THE CONVERSATION is unsettling due to the way it sonically pictures the sound of a mind falling apart. William Friedkin's THE EXORCIST (1973) - with sound editing by Chris Newman - unsettles by attacking us with sound. Poles apart from just about every other demonic possession film made then and since, the film spends its first half by showing us little. But nearly every edit is an incisive aural rupture caused by an inordinately loud and disproportionately banal sound: a cup smashes, a phone rings, a car horn beeps, a door slams shut. 10 minutes into the film, one is put on edge, disoriented by the viciousness of common sounds while being smothered by a visual domesticity. The tension between sound and image is crucial to setting us up for the film's visual opera of visceral ocularism. Watching THE EXORCIST knowing that the inevitable intrusion of unspeakable evil is just around the corner puts one even more on edge: one can hear exactly how Chris Newman has constructed a soundscape that slowly turns the New England calm inside out, not to mention the vocal chords of young Regan herself. Key images may repulse, but all sound in THE EXORCIST is violent, forceful and vilifying.

Numerous other 'big noise movies' trail into the 70s: William Friedkin's THE FRENCH CONNECTION (1971), Richard Rush's FREEBIE & THE BEAN (1974), Mark Robson's EARTHQUAKE (1974), Norman Jewison's ROLLERBALL (1975). Cartoons reached a similar peak of sonic saturation with the sound effects in Hanna Barbera series like SCOOBY DOO WHERE ARE YOU? (1970), MOBY DICK & THE MIGHTY MIGHTOR (1972), and SPEED BUGGY (1973). But as the 70s progress, filmic realism becomes caught between socio-political dogma and escalating stylization. The power of noise is usurped firstly by postmodern allusions to foregrounding visual artifice, and secondly the demand for fidelity required by the developing Dolby noise reduction applications. Suffice to say, by the mid 80s, a balance is thankfully struck by the superior quality the Dolby applications afford, and the hyper-material aggressiveness with which sound and noise could manipulate an audience.
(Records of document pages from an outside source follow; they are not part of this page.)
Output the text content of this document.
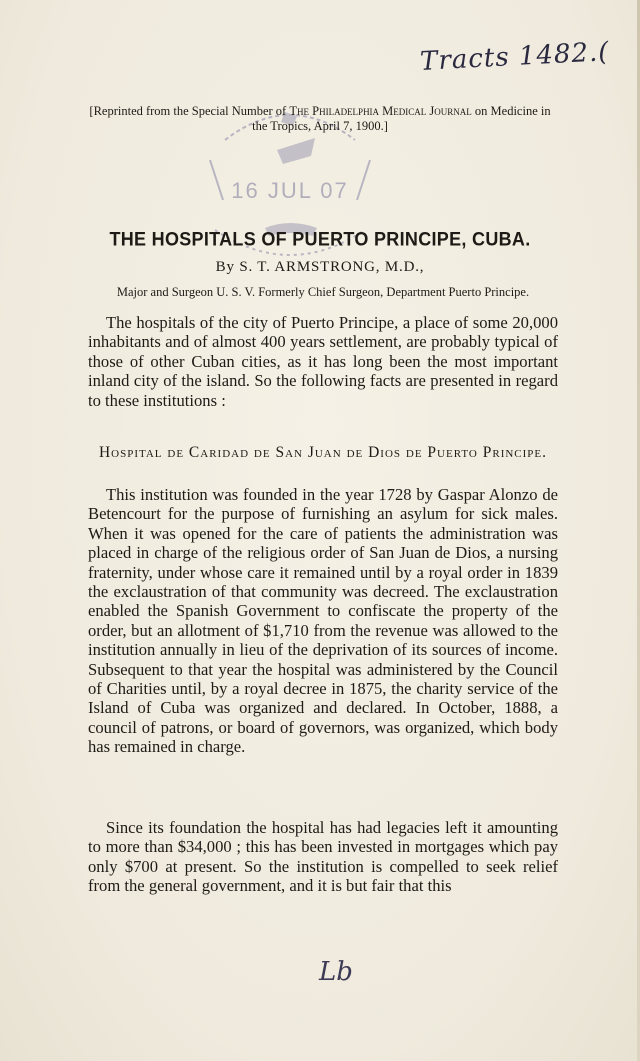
Tracts 1482.(
16 JUL 07
[Reprinted from the Special Number of The Philadelphia Medical Journal on Medicine in the Tropics, April 7, 1900.]
THE HOSPITALS OF PUERTO PRINCIPE, CUBA.
By S. T. ARMSTRONG, M.D.,
Major and Surgeon U. S. V. Formerly Chief Surgeon, Department Puerto Principe.

The hospitals of the city of Puerto Principe, a place of some 20,000 inhabitants and of almost 400 years settlement, are probably typical of those of other Cuban cities, as it has long been the most important inland city of the island. So the following facts are presented in regard to these institutions :

Hospital de Caridad de San Juan de Dios de Puerto Principe.

This institution was founded in the year 1728 by Gaspar Alonzo de Betencourt for the purpose of furnishing an asylum for sick males. When it was opened for the care of patients the administration was placed in charge of the religious order of San Juan de Dios, a nursing fraternity, under whose care it remained until by a royal order in 1839 the exclaustration of that community was decreed. The exclaustration enabled the Spanish Government to confiscate the property of the order, but an allotment of $1,710 from the revenue was allowed to the institution annually in lieu of the deprivation of its sources of income. Subsequent to that year the hospital was administered by the Council of Charities until, by a royal decree in 1875, the charity service of the Island of Cuba was organized and declared. In October, 1888, a council of patrons, or board of governors, was organized, which body has remained in charge.

Since its foundation the hospital has had legacies left it amounting to more than $34,000 ; this has been invested in mortgages which pay only $700 at present. So the institution is compelled to seek relief from the general government, and it is but fair that this

Lb
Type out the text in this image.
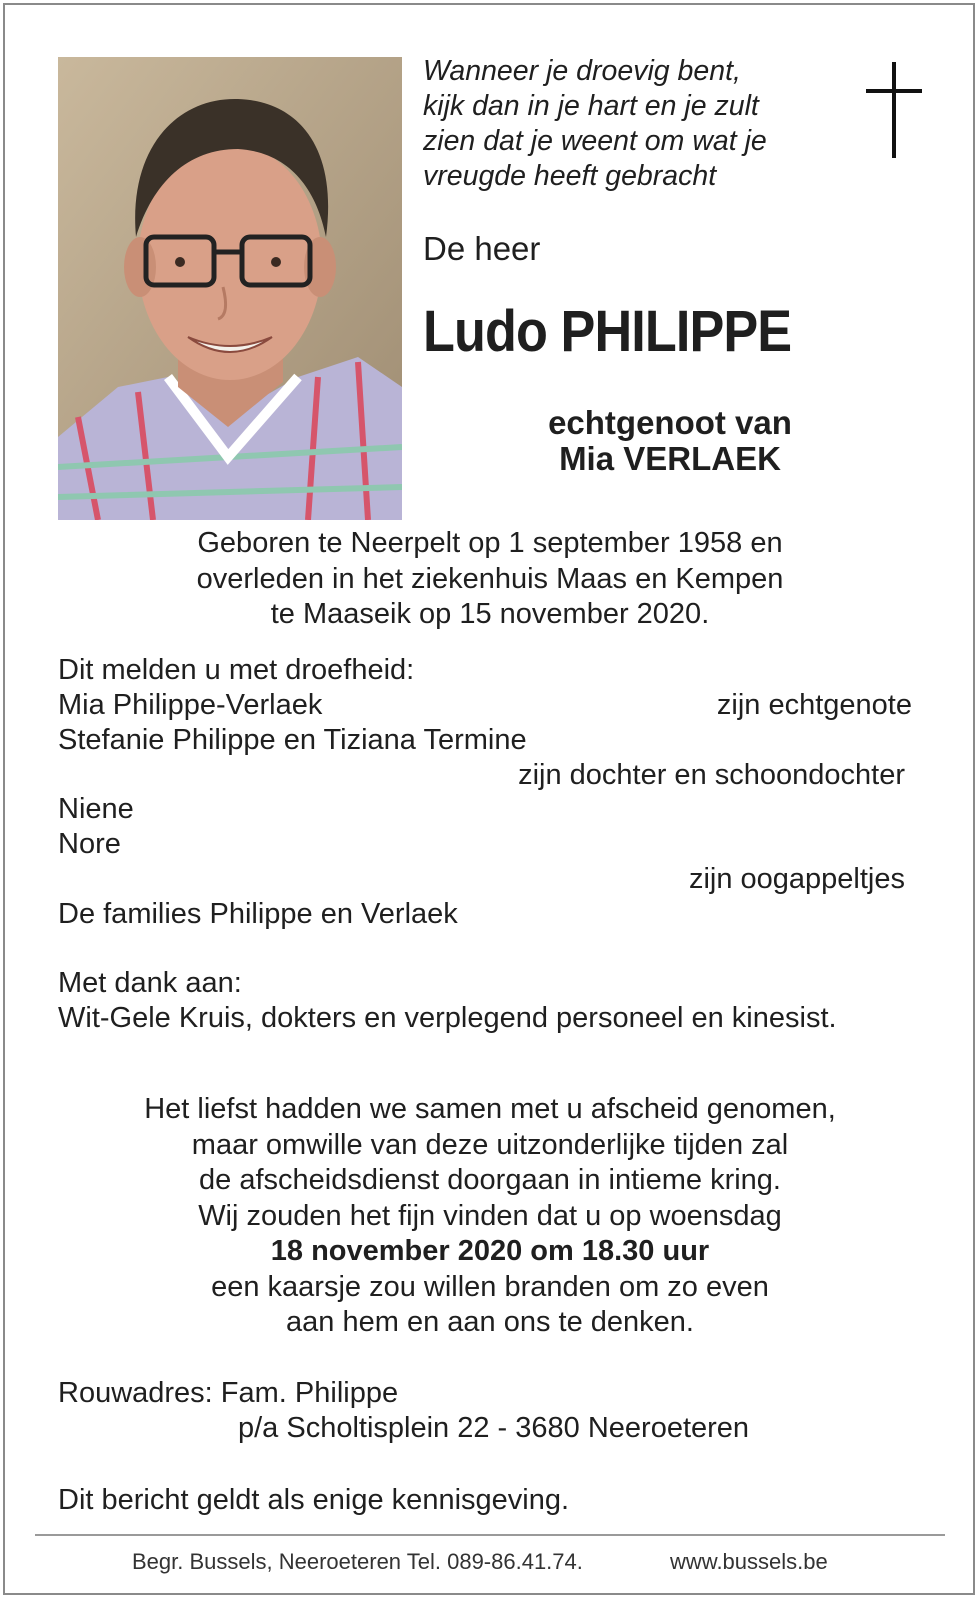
Wanneer je droevig bent,
kijk dan in je hart en je zult
zien dat je weent om wat je
vreugde heeft gebracht
De heer
Ludo PHILIPPE
echtgenoot van
Mia VERLAEK
Geboren te Neerpelt op 1 september 1958 en
overleden in het ziekenhuis Maas en Kempen
te Maaseik op 15 november 2020.
Dit melden u met droefheid:
Mia Philippe-Verlaek	zijn echtgenote
Stefanie Philippe en Tiziana Termine
zijn dochter en schoondochter
Niene
Nore
zijn oogappeltjes
De families Philippe en Verlaek
Met dank aan:
Wit-Gele Kruis, dokters en verplegend personeel en kinesist.
Het liefst hadden we samen met u afscheid genomen,
maar omwille van deze uitzonderlijke tijden zal
de afscheidsdienst doorgaan in intieme kring.
Wij zouden het fijn vinden dat u op woensdag
18 november 2020 om 18.30 uur
een kaarsje zou willen branden om zo even
aan hem en aan ons te denken.
Rouwadres: Fam. Philippe
p/a Scholtisplein 22 - 3680 Neeroeteren
Dit bericht geldt als enige kennisgeving.
Begr. Bussels, Neeroeteren Tel. 089-86.41.74.	www.bussels.be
One of the best and earliest examples of this is Paul Verhoven's ROBOCOP (1985, and well worth auditioning on a Dolby Surround Sound laser disc). As cartoony as the Roadrunner and Coyote shorts and as hell-bent on the cacophony of the machine age but with a non-comical, brooding tone, ROBOCOP fetishizes noise to great extremes. Guns, cars, doors, lifts, monitors, radios, buttons, gears, levers, pistons, drills, cranes, wheels, gates, shields - everything is mechanized in this Detroit of the near-future. If it moves, it makes a noise. And because noise is so fetishized in this movie, everything is constantly moving. Major fight sequences - Robocop battling it out with X i the corporate office, the big shoot-out in the drug factory, the gang playing with their new weaponry downtown - are saturated with a mind-bogging track-lay of hundreds of sound effects and sonic incidents, each perfectly legible in the mix and designed to make one jump in one's seat. The fictional Detroit of ROBOCOP - like the actual Detroit that inspired such ground-breaking electronic landscapes in original Techno - is a sonar mine field of intense action aimed as much at the nerves and stomach as at the eardrums. Once again, no grand statements carry the effectiveness of ROBOCOP. Like the Roadrunner & Coyote shorts, it is yet another example of how the radical can unproblematically co-exist with the popular in the chaotic free market of the film soundtrack.